Durante años, buena parte de la industria automotriz presentó al vehículo eléctrico como el destino inevitable de la movilidad. BMW Group eligió ahora otro camino. Con la presentación de la quinta generación del BMW X5, la compañía alemana apostó por ofrecer en un mismo modelo cinco alternativas de propulsión, una decisión que refleja la creciente diversidad tecnológica con la que el sector busca responder a las demandas de distintos mercados y ritmos de transición energética.
Una estrategia que evita apostar por una única tecnología
El nuevo BMW X5, presentado mundialmente este martes, será el primer modelo de la marca disponible con cinco sistemas de propulsión: motores nafteros y diésel con tecnología mild hybrid de 48 voltios, versiones híbridas enchufables, una variante completamente eléctrica —el BMW iX5— y, en una etapa posterior, una versión impulsada por hidrógeno mediante pila de combustible.

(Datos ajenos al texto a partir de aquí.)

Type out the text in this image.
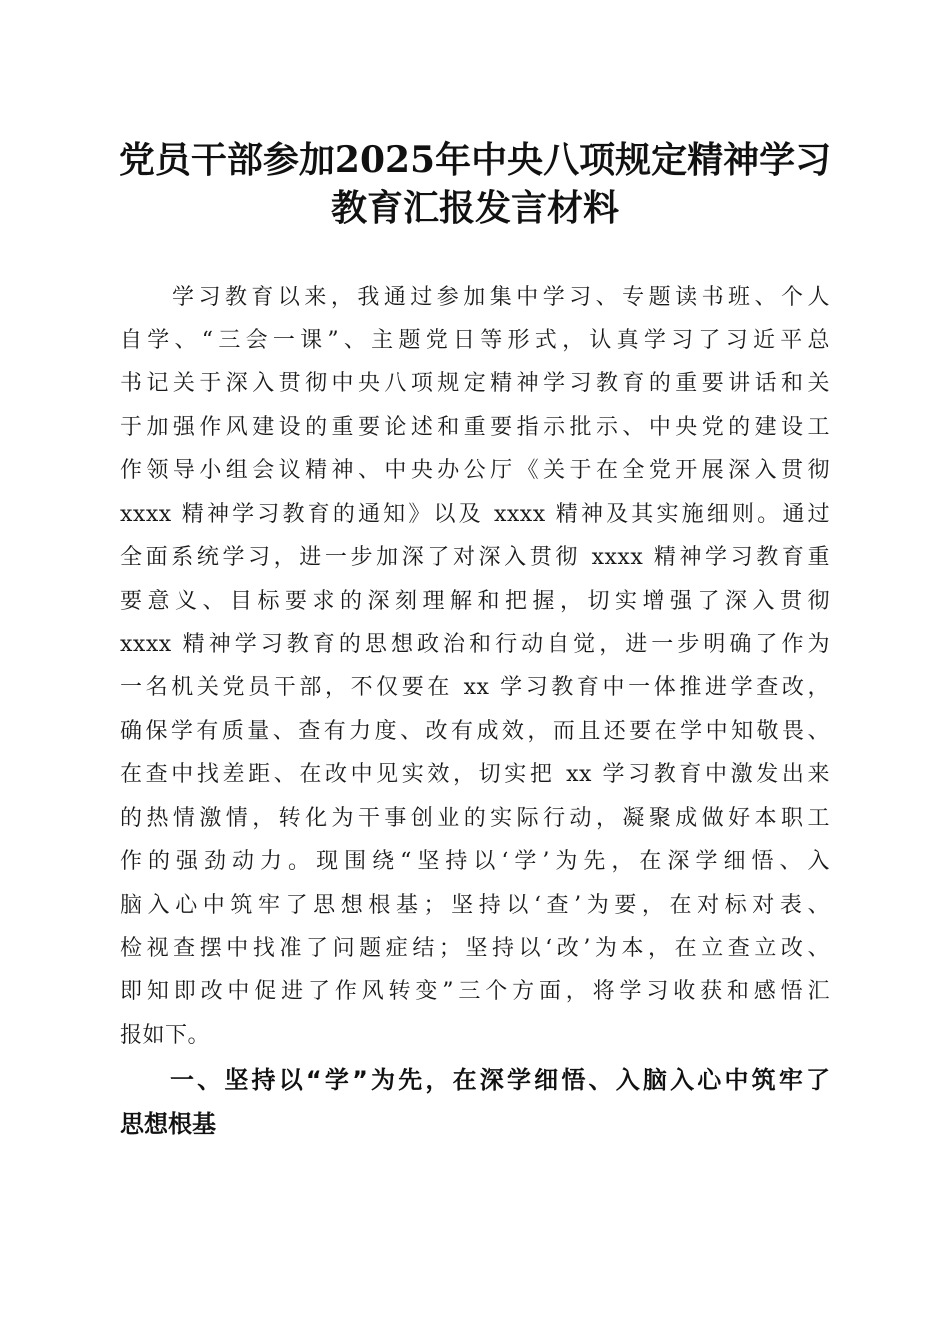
党员干部参加2025年中央八项规定精神学习
教育汇报发言材料
学习教育以来，我通过参加集中学习、专题读书班、个人
自学、“三会一课”、主题党日等形式，认真学习了习近平总
书记关于深入贯彻中央八项规定精神学习教育的重要讲话和关
于加强作风建设的重要论述和重要指示批示、中央党的建设工
作领导小组会议精神、中央办公厅《关于在全党开展深入贯彻
xxxx 精神学习教育的通知》以及 xxxx 精神及其实施细则。通过
全面系统学习，进一步加深了对深入贯彻 xxxx 精神学习教育重
要意义、目标要求的深刻理解和把握，切实增强了深入贯彻
xxxx 精神学习教育的思想政治和行动自觉，进一步明确了作为
一名机关党员干部，不仅要在 xx 学习教育中一体推进学查改，
确保学有质量、查有力度、改有成效，而且还要在学中知敬畏、
在查中找差距、在改中见实效，切实把 xx 学习教育中激发出来
的热情激情，转化为干事创业的实际行动，凝聚成做好本职工
作的强劲动力。现围绕“坚持以‘学’为先，在深学细悟、入
脑入心中筑牢了思想根基；坚持以‘查’为要，在对标对表、
检视查摆中找准了问题症结；坚持以‘改’为本，在立查立改、
即知即改中促进了作风转变”三个方面，将学习收获和感悟汇
报如下。
一、坚持以“学”为先，在深学细悟、入脑入心中筑牢了
思想根基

Más que una ampliación de la oferta, la decisión revela un cambio estratégico. En lugar de impulsar una única tecnología, BMW apuesta por una arquitectura capaz de adaptarse a las diferencias regulatorias, energéticas y comerciales de cada región. El denominado enfoque de “apertura tecnológica” ya forma parte de la estrategia global del grupo y busca acompañar una transición gradual hacia una movilidad con menores emisiones.
El hidrógeno también entra en escena
Entre las novedades más llamativas aparece el futuro BMW iX5 Hydrogen, cuya llegada está prevista para una segunda etapa. El vehículo combinará una pila de combustible, un nuevo sistema de almacenamiento plano de hidrógeno desarrollado por BMW y una batería de alto voltaje.

Según la compañía, esa configuración permitirá alcanzar una autonomía estimada de hasta 750 kilómetros. Como se trata de un modelo todavía en desarrollo, los datos definitivos de homologación aún no fueron publicados.
La incorporación del hidrógeno vuelve a instalar un debate que atraviesa a toda la industria automotriz: mientras algunos fabricantes concentran sus inversiones exclusivamente en vehículos eléctricos a batería, otros consideran que distintas tecnologías deberán coexistir durante varios años, especialmente en mercados con infraestructura desigual.

En ese contexto, BMW mantiene abierta esa alternativa junto con la electrificación convencional. La estrategia coincide con una tendencia que también exploran otros fabricantes europeos y asiáticos, aunque con diferentes niveles de desarrollo.
La Neue Klasse llega al X5
La quinta generación del X5 también incorporará numerosas soluciones técnicas desarrolladas para la futura familia Neue Klasse, la plataforma con la que BMW busca definir la próxima etapa de sus vehículos.
Entre ellas se destacan el nuevo sistema BMW Panoramic iDrive, el sistema operativo BMW Operating System X, el Head-Up Display tridimensional y una superficie de proyección que recorre la base del parabrisas.

A ello se suman nuevas superficies interiores fabricadas con materiales como pizarra y vidrio, además de un rediseño del puesto de conducción orientado a reducir la cantidad de comandos físicos.
El miembro del Consejo de Administración de BMW AG responsable de Desarrollo, Joachim Post, sostuvo que el X5 fue durante años uno de los modelos más exitosos de la compañía y afirmó que la nueva generación “volverá a marcar el estándar en su clase” gracias a la incorporación de las tecnologías de la Neue Klasse y a la amplia oferta de sistemas de propulsión.
Producción en Estados Unidos y lanzamiento desde 2026
La producción comenzará en agosto de 2026 en la planta de Spartanburg, en Carolina del Sur, donde BMW fabrica el X5 desde el nacimiento del modelo en 1999. Las primeras versiones llegarán al mercado hacia fines de 2026, mientras que las variantes eléctricas e híbridas enchufables se incorporarán durante los primeros meses de 2027.

El BMW iX5 será además el primer vehículo totalmente eléctrico producido en esa planta. Para abastecerlo, el grupo construyó una nueva fábrica de baterías de sexta generación, diseñada para operar sin combustibles fósiles en sus procesos habituales, como parte de la estrategia corporativa para reducir las emisiones de dióxido de carbono durante la fabricación.

Más allá del lanzamiento de un nuevo SUV, el X5 funciona como una declaración de principios. En un momento en que la industria todavía debate cuál será la tecnología dominante de las próximas décadas, BMW eligió no cerrar esa discusión. Su apuesta consiste en ofrecer varias respuestas simultáneamente y dejar que la evolución de los mercados, la infraestructura y las regulaciones definan cuál terminará imponiéndose.